In a picturesque setting overlooking Audubon Park, Vincent Saia and Glynn Stephens enjoy an amazing compound of two homes, with an adjoining courtyard, pool and garden. “The original home was built in 1905,” says Saia, as he relaxes in the courtyard featuring a water curtain flowing into the pool from an architectural structure that mimics the posts on the front of the house. “Architect and interior designer John Chrestia is responsible for the complete remodeling we did after we purchased the home in 2000, and when the house next door became available in 2006, we purchased it as our guest house and once again called in John to remodel it to fit our needs.”
“We feel fortunate to have both houses,” Stephens says. The couple agrees that having the opportunity to purchase the second house was a positive result of Katrina. “When our neighbor decided to move out of town after the hurricane, he asked if we knew anybody who would be interested in purchasing it,” he says. “We immediately told him we wanted the house.”
Not that the couple needed more space, since their main three-story residence has 4,600 square feet, with a living room, atrium, media room, dining room, den, kitchen and half-bathroom on the first level, a lavish master suite and two additional bedrooms and another bathroom on the second floor, with a media room and office, plus a bathroom on the top floor. For lagniappe there’s a rooftop deck overlooking the treetops of the historic oaks in the park.
“We love having a separate guest house, especially for entertaining when we open both houses and utilize both kitchens, although the guest house kitchen is an abbreviated version that includes a smaller stove and island, thus serving as more of an additional bar and space to gather,” Stephens says. “Our guests love having a complete bar in both houses.” Built in the 1930s, the guest house has 2,000 square feet, featuring an open floor plan on the first level that incorporates the living room, kitchen and half-bath, with two master suites upstairs.
Chrestia is credited with the interior design of both spaces, and he went all-out to execute the couple’s classic contemporary style. “We wanted comfort most of all,” Saia says. “We don’t have a chair or sofa in either house that isn’t comfortable, and we both enjoy the neutral colors of all of the walls.” Chrestia says, “We were all on the same page with all the changes made to both house and the selection of the furnishings. It was a unique, once in a lifetime project of marrying the two houses. Both Vincent and Glynn were a pleasure to have as clients.”

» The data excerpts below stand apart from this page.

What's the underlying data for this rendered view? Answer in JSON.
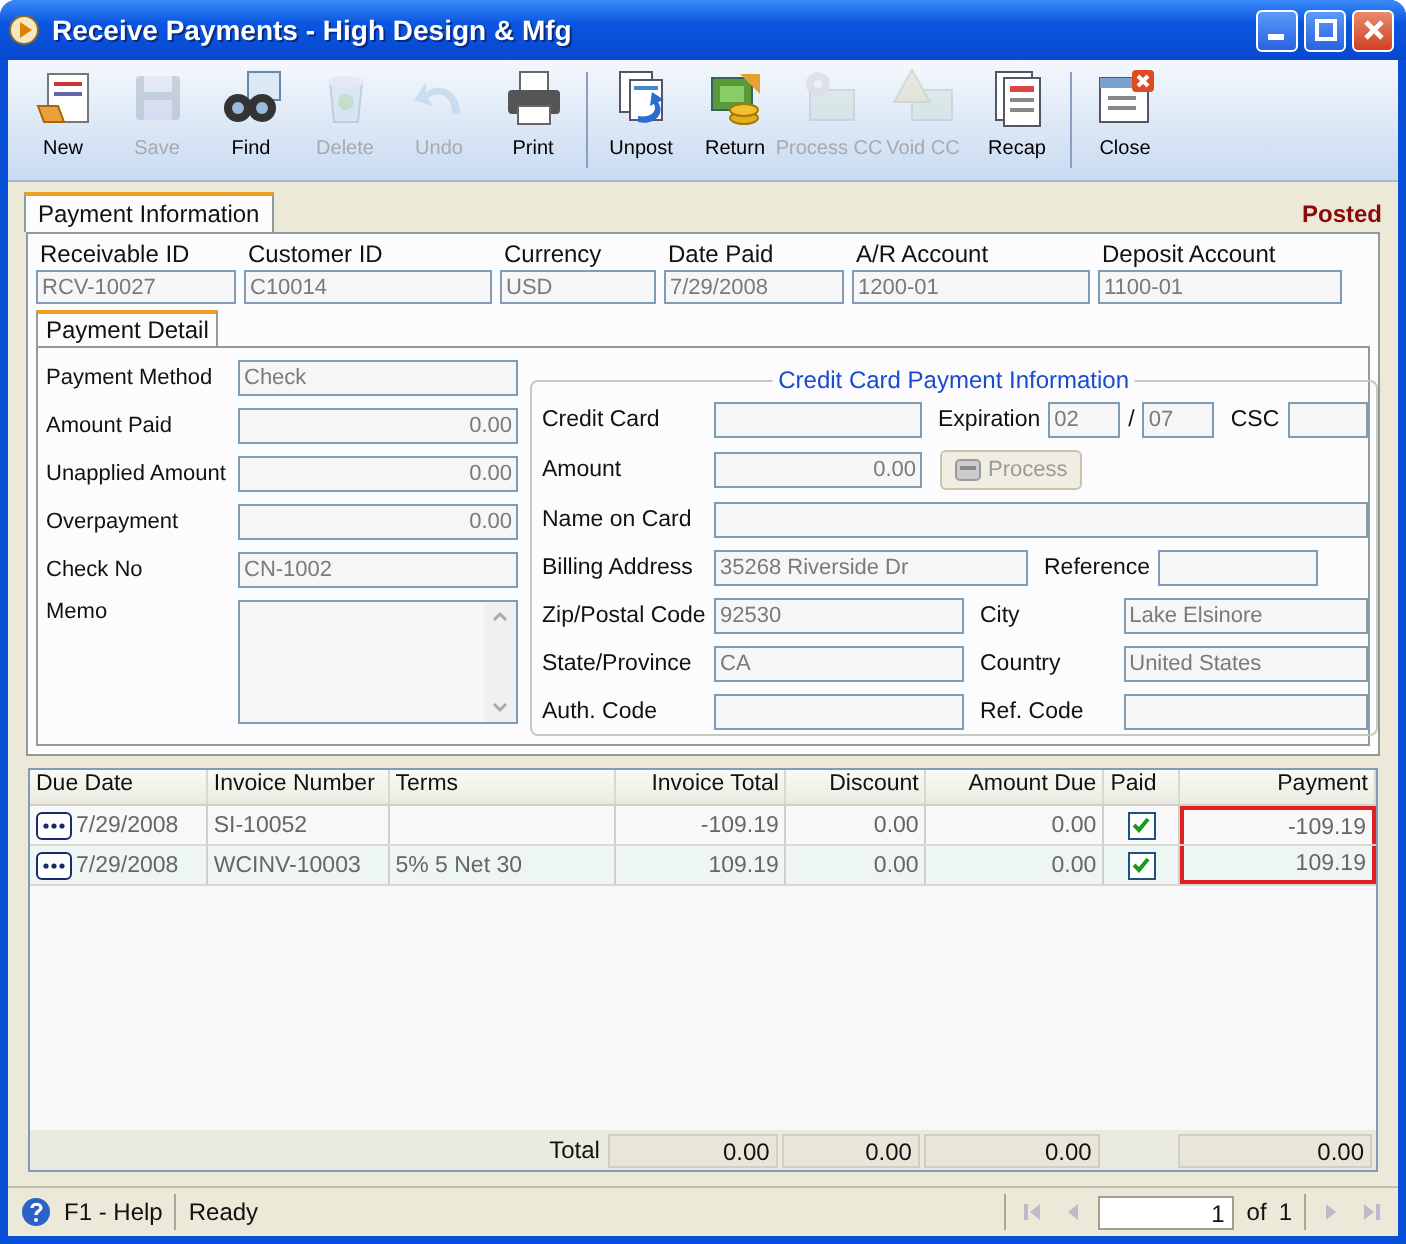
{
  "window": {
    "title": "Receive Payments - High Design & Mfg"
  },
  "toolbar": [
    [
      {
        "label": "New",
        "disabled": false
      },
      {
        "label": "Save",
        "disabled": true
      },
      {
        "label": "Find",
        "disabled": false
      },
      {
        "label": "Delete",
        "disabled": true
      },
      {
        "label": "Undo",
        "disabled": true
      },
      {
        "label": "Print",
        "disabled": false
      }
    ],
    [
      {
        "label": "Unpost",
        "disabled": false
      },
      {
        "label": "Return",
        "disabled": false
      },
      {
        "label": "Process CC",
        "disabled": true
      },
      {
        "label": "Void CC",
        "disabled": true
      },
      {
        "label": "Recap",
        "disabled": false
      }
    ],
    [
      {
        "label": "Close",
        "disabled": false
      }
    ]
  ],
  "main_tab": {
    "label": "Payment Information",
    "selected": true
  },
  "status": "Posted",
  "header_fields": [
    {
      "label": "Receivable ID",
      "value": "RCV-10027"
    },
    {
      "label": "Customer ID",
      "value": "C10014"
    },
    {
      "label": "Currency",
      "value": "USD"
    },
    {
      "label": "Date Paid",
      "value": "7/29/2008"
    },
    {
      "label": "A/R Account",
      "value": "1200-01"
    },
    {
      "label": "Deposit Account",
      "value": "1100-01"
    }
  ],
  "detail_tab": {
    "label": "Payment Detail",
    "selected": true
  },
  "detail_fields": [
    {
      "label": "Payment Method",
      "value": "Check",
      "kind": "text"
    },
    {
      "label": "Amount Paid",
      "value": "0.00",
      "kind": "amount"
    },
    {
      "label": "Unapplied Amount",
      "value": "0.00",
      "kind": "amount"
    },
    {
      "label": "Overpayment",
      "value": "0.00",
      "kind": "amount"
    },
    {
      "label": "Check No",
      "value": "CN-1002",
      "kind": "text"
    },
    {
      "label": "Memo",
      "kind": "memo"
    }
  ],
  "credit_card": {
    "title": "Credit Card Payment Information",
    "rows": [
      {
        "fields": [
          {
            "kind": "medium",
            "label": "Credit Card"
          },
          {
            "kind": "expiration",
            "label": "Expiration",
            "month": "02",
            "separator": "/",
            "year": "07"
          },
          {
            "kind": "small",
            "label": "CSC"
          }
        ]
      },
      {
        "fields": [
          {
            "kind": "amount",
            "label": "Amount",
            "value": "0.00"
          },
          {
            "kind": "button",
            "label": "Process",
            "disabled": true
          }
        ]
      },
      {
        "fields": [
          {
            "kind": "wide",
            "label": "Name on Card"
          }
        ]
      },
      {
        "fields": [
          {
            "kind": "long",
            "label": "Billing Address",
            "value": "35268 Riverside Dr"
          },
          {
            "kind": "ref",
            "label": "Reference"
          }
        ]
      },
      {
        "fields": [
          {
            "kind": "field",
            "label": "Zip/Postal Code",
            "value": "92530"
          },
          {
            "kind": "field2",
            "label": "City",
            "value": "Lake Elsinore"
          }
        ]
      },
      {
        "fields": [
          {
            "kind": "field",
            "label": "State/Province",
            "value": "CA"
          },
          {
            "kind": "field2",
            "label": "Country",
            "value": "United States"
          }
        ]
      },
      {
        "fields": [
          {
            "kind": "field",
            "label": "Auth. Code"
          },
          {
            "kind": "field2",
            "label": "Ref. Code"
          }
        ]
      }
    ]
  },
  "table": {
    "columns": [
      {
        "label": "Due Date",
        "highlighted": false
      },
      {
        "label": "Invoice Number",
        "highlighted": false
      },
      {
        "label": "Terms",
        "highlighted": false
      },
      {
        "label": "Invoice Total",
        "highlighted": false
      },
      {
        "label": "Discount",
        "highlighted": false
      },
      {
        "label": "Amount Due",
        "highlighted": false
      },
      {
        "label": "Paid",
        "highlighted": false
      },
      {
        "label": "Payment",
        "highlighted": true
      }
    ],
    "rows": [
      {
        "due_date": "7/29/2008",
        "invoice": "SI-10052",
        "total": "-109.19",
        "discount": "0.00",
        "amount_due": "0.00",
        "paid": true,
        "payment": "-109.19"
      },
      {
        "due_date": "7/29/2008",
        "invoice": "WCINV-10003",
        "terms": "5% 5 Net 30",
        "total": "109.19",
        "discount": "0.00",
        "amount_due": "0.00",
        "paid": true,
        "payment": "109.19"
      }
    ],
    "totals": {
      "label": "Total",
      "total": "0.00",
      "discount": "0.00",
      "amount_due": "0.00",
      "payment": "0.00"
    }
  },
  "status_bar": {
    "help": "F1 - Help",
    "message": "Ready",
    "page": "1",
    "of": "of",
    "pages": "1"
  }
}
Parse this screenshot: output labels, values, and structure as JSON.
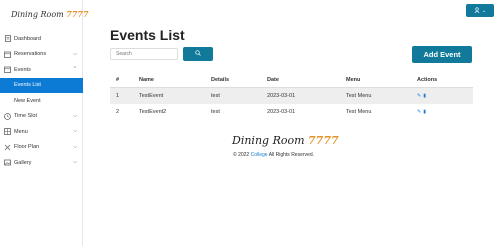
{
  "brand": {
    "name": "Dining Room",
    "accent": "7777"
  },
  "sidebar": {
    "items": [
      {
        "label": "Dashboard",
        "icon": "document-icon"
      },
      {
        "label": "Reservations",
        "icon": "calendar-icon"
      },
      {
        "label": "Events",
        "icon": "calendar-icon"
      },
      {
        "label": "Events List"
      },
      {
        "label": "New Event"
      },
      {
        "label": "Time Slot",
        "icon": "clock-icon"
      },
      {
        "label": "Menu",
        "icon": "grid-icon"
      },
      {
        "label": "Floor Plan",
        "icon": "tools-icon"
      },
      {
        "label": "Gallery",
        "icon": "image-icon"
      }
    ]
  },
  "topbar": {
    "user_icon": "user-icon",
    "chevron": "chevron-down-icon"
  },
  "main": {
    "title": "Events List",
    "search_placeholder": "Search",
    "add_label": "Add Event"
  },
  "table": {
    "headers": [
      "#",
      "Name",
      "Details",
      "Date",
      "Menu",
      "Actions"
    ],
    "rows": [
      {
        "num": "1",
        "name": "TestEvent",
        "details": "test",
        "date": "2023-03-01",
        "menu": "Test Menu"
      },
      {
        "num": "2",
        "name": "TestEvent2",
        "details": "test",
        "date": "2023-03-01",
        "menu": "Test Menu"
      }
    ]
  },
  "footer": {
    "brand_name": "Dining Room",
    "brand_accent": "7777",
    "copy_prefix": "© 2022",
    "copy_link": "College",
    "copy_suffix": "All Rights Reserved."
  },
  "colors": {
    "primary": "#117a9b",
    "active": "#0b7bd6",
    "accent": "#e2932a"
  }
}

Both houses are contemporary art galleries, with art by some of the best-known local and national artists on display, including two pieces by the famous glass artist Chihuly; a kinetic piece by Lin Emery named “Currents” is featured in the courtyard nearby the imposing granite sculpture of a hand by Jesus Moroles; a pair of nude photographs named “Tumbleweed” by photographer Herb Ritts flank the bed in the master bedroom; the nearby “Circle Dance,” a metal sculpture by the late John Scott, has a place of honor in the master bathroom; and “Day Tripper,” large work of art depicting Snow White by Blake Boyd, hangs on the living room wall in the guest house. And that’s just a partial list. “Gallery owner Arthur Roger guided us with most of our purchases, and we love living with everything he recommended,” Saia says.
Landscape architect Rene J.L. Fransen gets credit for the terraced courtyard, plantings, the pool and its 10-foot high water curtain. “The essential design goal was to provide a seamless transition from inside the main residence to the courtyard, pool and guest house,” Fransen says. “To achieve a smooth flow, the terrace was elevated to the house level, which helped maximize the use of the space. Blue Jay Arizona flagstone was chose for its neutral color and hard sharp angles to help convey a modern design, with the lower are of the garden featuring a seat wall, a dining area and a fire pit.”
Both Saia and Stephens feel fortunate to live in such an interesting setting. “We feel blessed to live in a home on Audubon Park near St. Charles Avenue and Loyola and Tulane universities,” Saia says. “The views and activities in the park provide unending enjoyment. The location and a home that is unique in design make it a dream come true.”